Photography

Making the Transition from Auto Mode to Manual Mode

Making the Transition From Auto Mode to Manual Mode Header

For most beginner or amateur photographers, making the transition from Auto Mode to Manual Mode is scary. You’ve heard the terms ISO, aperture, and shutter speed before, but you don’t really know what they mean and you definitely don’t understand how they work together. It’s tempting to leave the camera on Auto mode all the time because you believe the camera will make better settings choices than you will. However, as you begin to learn your camera settings, you’ll quickly start making better choices, ultimately creating higher quality images. It’s not an easy process to learn Manual camera settings, but it’s well worth the investment.

And yes, I understand that it’s really hard and often really frustrating. When I first bought a DSLR, I had very little understanding of Manual camera settings. It’s taken me years of practice and a lot of trial and error and mistakes to feel comfortable with Manual mode. (And believe me, I still make plenty of mistakes.) It wasn’t until I started shooting in Manual mode the majority of the time that I really started to appreciate the power and freedom of Manual mode. Start taking the plunge today, and I promise you that you’ll be glad you did.

Please keep in mind that I am not a professional photographer. I am simply sharing tips that have worked for me and other photographers I know for making the transition from auto mode to manual mode. I hope that they will be of help to other photographers, too.

Learn everything that you can about Manual camera settings

Learning as much as you can about ISO, aperture, and shutter speed and how these three elements work together as the “exposure triangle” will help you start adjusting the settings yourself. There are lots of free resources available online, such as this article from Fstoppers. I have also learned so much about the exposure triangle from Tasty Food Photography and Photography Demystified: Your Guide to Gaining Creative Control and Taking Amazing Photographs. ISO, aperture, and shutter speed as complex concepts, especially when you try to manipulate them at the same time. You may need to revisit exposure triangle resources over and over again before the terminology feels natural.

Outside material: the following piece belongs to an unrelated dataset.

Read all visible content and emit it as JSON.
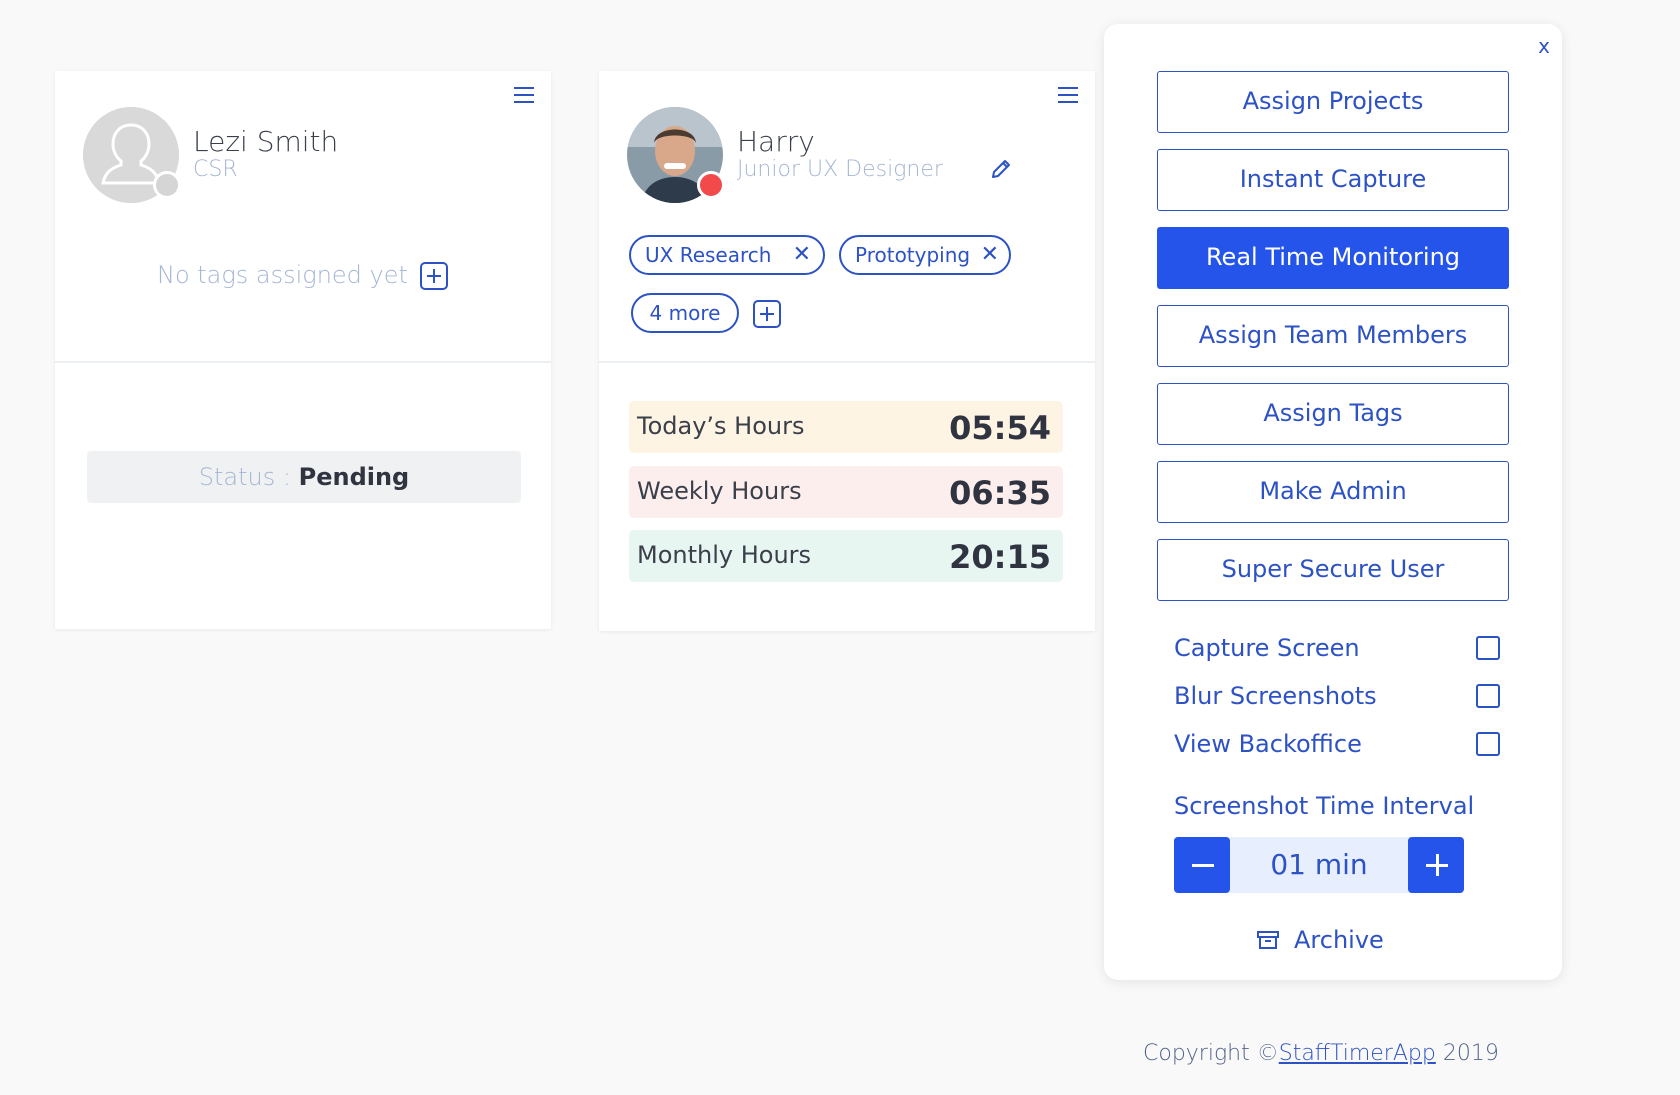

Start paying attention to your settings while shooting in Auto mode

If you’re shooting with a DSLR camera, the settings will display in the viewfinder when you press the shutter button halfway. If you haven’t been paying attention to the settings, start paying attention. While your camera won’t always make the best settings choices, its choices will be a general guide for varying light conditions and common photography environments in your life (i.e. a nearby park).

If you’re shooting with a smartphone and haven’t adjusted any of the settings yourself, most likely you’ll have to open the photos in an editing program to view the settings, which isn’t very helpful for learning to make adjustments on the fly. Pay attention to the quality of the photos and think about how you could adjust the settings to improve problem areas. For example, if a photo is too dark, you may be able to adjust the ISO to create a brighter image.

Start using your settings as a guide for shooting in Manual mode

When you’re first shooting Manual mode, you may not have any idea what settings to use, which is very overwhelming. Take a test shot in Auto mode, and then view the image with the settings information. (If you don’t know how to pull up the settings information in your photo viewer, consult your manual.) Say the camera selected ISO 200, f/4.0, shutter speed 1/125, and the image turned out a little darker than you’d like. Switch to Manual, dial in these settings, and then adjust from there. Most likely this process will be much easier than it would be to dial in the settings all on your own.

Again, the process of using the settings as a guide isn’t very helpful for smartphone shooters who are still using a full Auto mode. Again, you should pay attention to the final images the camera produces in Auto mode and start making manual adjustments as needed.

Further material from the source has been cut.